Les communes du littoral rivalisent d’idées d’animation plus ou moins pertinentes en ces périodes estivales : elles se disputent la curiosité du vacancier en goguette. Il s’agit de ne pas rater la saison. Feux d’artifices, bals, marchés nocturnes, concours divers, fêtes votives… tout est bon pour attirer les touristes. Hélas, toutes les villes ne sont pas logées à la même enseigne. Elles n’ont pas un prestige identique, leurs moyens ne sont pas comparables, et elles ne disposent pas forcément toutes de repère historique qui instruira le vacancier sur l’authenticité de telle ou telle manifestation.

Certaines ont organisé des festivités un peu artificielles, mais qui, au fil du temps, ont réussi à devenir d’incontournables rendez-vous auprès d’un public populaire et bon enfant. Les « sardinades » en sont l’une des expressions les plus emblématiques. Elles sont proposées chaque été à Marignane, Carry, Fos, etc… Notons que cette année, Martigues n’en a pas prévu, ce qui a dû décevoir bon nombre d’aficionados.

Une sardinade peut rassembler 1500 à 2000 convives.

 

C’est la commune de Port-de-Bouc qui semble l’origine de cette « coutume » et elle ne fait pas dans la modération.

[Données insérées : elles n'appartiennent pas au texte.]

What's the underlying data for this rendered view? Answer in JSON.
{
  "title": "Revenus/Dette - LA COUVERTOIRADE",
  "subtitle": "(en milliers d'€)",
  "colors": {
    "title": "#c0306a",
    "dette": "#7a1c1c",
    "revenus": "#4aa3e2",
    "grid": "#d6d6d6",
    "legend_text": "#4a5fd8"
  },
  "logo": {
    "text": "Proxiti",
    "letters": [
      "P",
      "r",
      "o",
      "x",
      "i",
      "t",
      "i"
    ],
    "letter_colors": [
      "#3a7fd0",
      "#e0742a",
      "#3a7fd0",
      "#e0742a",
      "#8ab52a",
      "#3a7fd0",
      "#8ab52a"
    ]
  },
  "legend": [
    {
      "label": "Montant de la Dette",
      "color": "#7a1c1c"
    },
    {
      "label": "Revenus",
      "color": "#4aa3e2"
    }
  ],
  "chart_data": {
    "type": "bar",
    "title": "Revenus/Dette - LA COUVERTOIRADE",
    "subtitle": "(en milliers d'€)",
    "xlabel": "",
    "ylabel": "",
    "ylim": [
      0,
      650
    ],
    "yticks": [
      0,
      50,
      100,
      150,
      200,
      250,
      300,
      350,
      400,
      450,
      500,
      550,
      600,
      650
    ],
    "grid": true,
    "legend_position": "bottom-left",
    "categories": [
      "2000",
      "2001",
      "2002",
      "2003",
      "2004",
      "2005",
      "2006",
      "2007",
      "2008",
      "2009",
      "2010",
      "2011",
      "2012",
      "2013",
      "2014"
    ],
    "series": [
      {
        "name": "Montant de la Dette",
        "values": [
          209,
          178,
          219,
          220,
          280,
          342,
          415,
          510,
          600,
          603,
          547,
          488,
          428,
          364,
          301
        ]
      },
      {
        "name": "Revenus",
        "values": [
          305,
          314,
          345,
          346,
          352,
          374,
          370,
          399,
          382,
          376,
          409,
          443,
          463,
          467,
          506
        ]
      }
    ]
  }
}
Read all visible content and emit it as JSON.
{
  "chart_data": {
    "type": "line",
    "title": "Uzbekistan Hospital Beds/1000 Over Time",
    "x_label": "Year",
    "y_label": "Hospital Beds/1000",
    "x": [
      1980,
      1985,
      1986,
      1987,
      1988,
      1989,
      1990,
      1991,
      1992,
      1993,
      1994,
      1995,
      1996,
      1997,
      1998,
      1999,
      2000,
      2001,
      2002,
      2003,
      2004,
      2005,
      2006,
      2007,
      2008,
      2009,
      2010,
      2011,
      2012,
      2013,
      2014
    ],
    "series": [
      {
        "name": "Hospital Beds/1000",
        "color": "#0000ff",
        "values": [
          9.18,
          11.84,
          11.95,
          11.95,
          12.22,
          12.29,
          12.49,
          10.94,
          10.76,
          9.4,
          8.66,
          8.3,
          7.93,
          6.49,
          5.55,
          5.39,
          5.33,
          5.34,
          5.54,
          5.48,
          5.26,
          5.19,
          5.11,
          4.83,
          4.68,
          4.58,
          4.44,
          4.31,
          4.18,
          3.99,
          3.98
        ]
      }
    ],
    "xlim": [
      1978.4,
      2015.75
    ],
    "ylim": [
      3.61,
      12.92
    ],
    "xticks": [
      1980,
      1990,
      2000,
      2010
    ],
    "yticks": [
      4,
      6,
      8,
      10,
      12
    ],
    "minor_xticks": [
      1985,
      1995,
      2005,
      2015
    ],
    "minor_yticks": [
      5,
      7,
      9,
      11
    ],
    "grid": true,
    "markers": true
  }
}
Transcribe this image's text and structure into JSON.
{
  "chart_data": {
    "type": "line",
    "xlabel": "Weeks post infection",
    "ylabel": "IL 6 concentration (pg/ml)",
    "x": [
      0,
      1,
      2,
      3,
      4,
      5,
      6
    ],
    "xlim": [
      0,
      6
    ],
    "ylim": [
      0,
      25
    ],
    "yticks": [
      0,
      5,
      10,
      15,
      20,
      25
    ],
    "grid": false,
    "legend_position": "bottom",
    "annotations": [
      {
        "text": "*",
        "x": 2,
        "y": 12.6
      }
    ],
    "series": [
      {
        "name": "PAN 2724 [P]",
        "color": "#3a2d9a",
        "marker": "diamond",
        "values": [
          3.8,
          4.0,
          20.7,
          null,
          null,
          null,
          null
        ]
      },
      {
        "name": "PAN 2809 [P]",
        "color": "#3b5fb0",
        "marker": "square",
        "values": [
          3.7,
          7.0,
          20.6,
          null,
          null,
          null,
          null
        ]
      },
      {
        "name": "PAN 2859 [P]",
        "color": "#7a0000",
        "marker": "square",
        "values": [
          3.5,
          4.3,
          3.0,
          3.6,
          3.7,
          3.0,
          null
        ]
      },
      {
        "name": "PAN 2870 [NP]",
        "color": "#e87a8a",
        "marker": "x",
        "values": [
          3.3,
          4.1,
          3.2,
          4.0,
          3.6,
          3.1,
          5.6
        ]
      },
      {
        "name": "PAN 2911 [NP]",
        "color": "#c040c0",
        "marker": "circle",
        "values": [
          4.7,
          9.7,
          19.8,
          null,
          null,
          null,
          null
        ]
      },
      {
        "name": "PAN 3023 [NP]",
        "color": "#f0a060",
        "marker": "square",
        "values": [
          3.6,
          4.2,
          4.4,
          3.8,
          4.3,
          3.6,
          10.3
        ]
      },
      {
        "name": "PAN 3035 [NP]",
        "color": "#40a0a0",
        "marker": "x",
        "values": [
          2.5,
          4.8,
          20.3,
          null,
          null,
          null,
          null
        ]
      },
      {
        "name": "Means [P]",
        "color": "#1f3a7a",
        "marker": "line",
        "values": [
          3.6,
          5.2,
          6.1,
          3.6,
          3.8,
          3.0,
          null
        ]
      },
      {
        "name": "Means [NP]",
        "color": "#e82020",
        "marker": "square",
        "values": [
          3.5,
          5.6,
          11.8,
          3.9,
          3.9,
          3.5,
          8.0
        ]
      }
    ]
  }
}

À la différence des autres villes, la cité organise une « sardinade » qui peut rassembler 1500 à 2000 convives chaque soir de l’été près du port. Les agapes commencent à 18h00 et se poursuivre toute la soirée. Le visiteur aura à se déterminer entre différents menus proposés par des restaurateurs privés : moules-frites, produits variés de la mer, gardiannes… Les sardines (non pas grillées, mais à la plancha) seront distribuées par une organisation proche de la ville. Pour 5€ vous pourrez déguster quelques poissons en filet avec un verre de vin. Vous paierez 4€ seulement si vous les acceptez entières, ce qui nous apparaît comme un choix plus pertinent. La responsable des festivités nous a assuré que tout l’approvisionnement provenait frais de Méditerranée. Certes, la Provence ne peut pas procurer l’ensemble des poissons, et des commandes sont passées jusqu’à la frontière italienne. Il faut dire que, toujours selon l’organisatrice, cinq tonnes  de clupéidés sont nécessaires à toutes les soirées, et la mairie communiste ne semble pas craindre en l’espèce une multiplication miraculeuse !

Quoi qu’il en soit, l’idée rencontre un indéniable succès populaire et, concomitamment, politique. La municipalité communiste a sans doute bien compris tout l’intérêt qu’elle pouvait tirer de la fréquence d’une telle animation auprès de sa propre population et donc de son électorat. Ne perdons pas de vue que beaucoup d’habitants viennent chaque soir consommer des sardines subventionnées qui sont délivrées, comme par hasard, sous le fronton même de la permanence du Parti !

Outre les quelques poissons qu’il ingurgitera, le public et les militants pourront se livrer à un« balèti » sur fond de musiques aussi modernes qu’exogènes, et, pour le coup, bien éloignées de la tradition.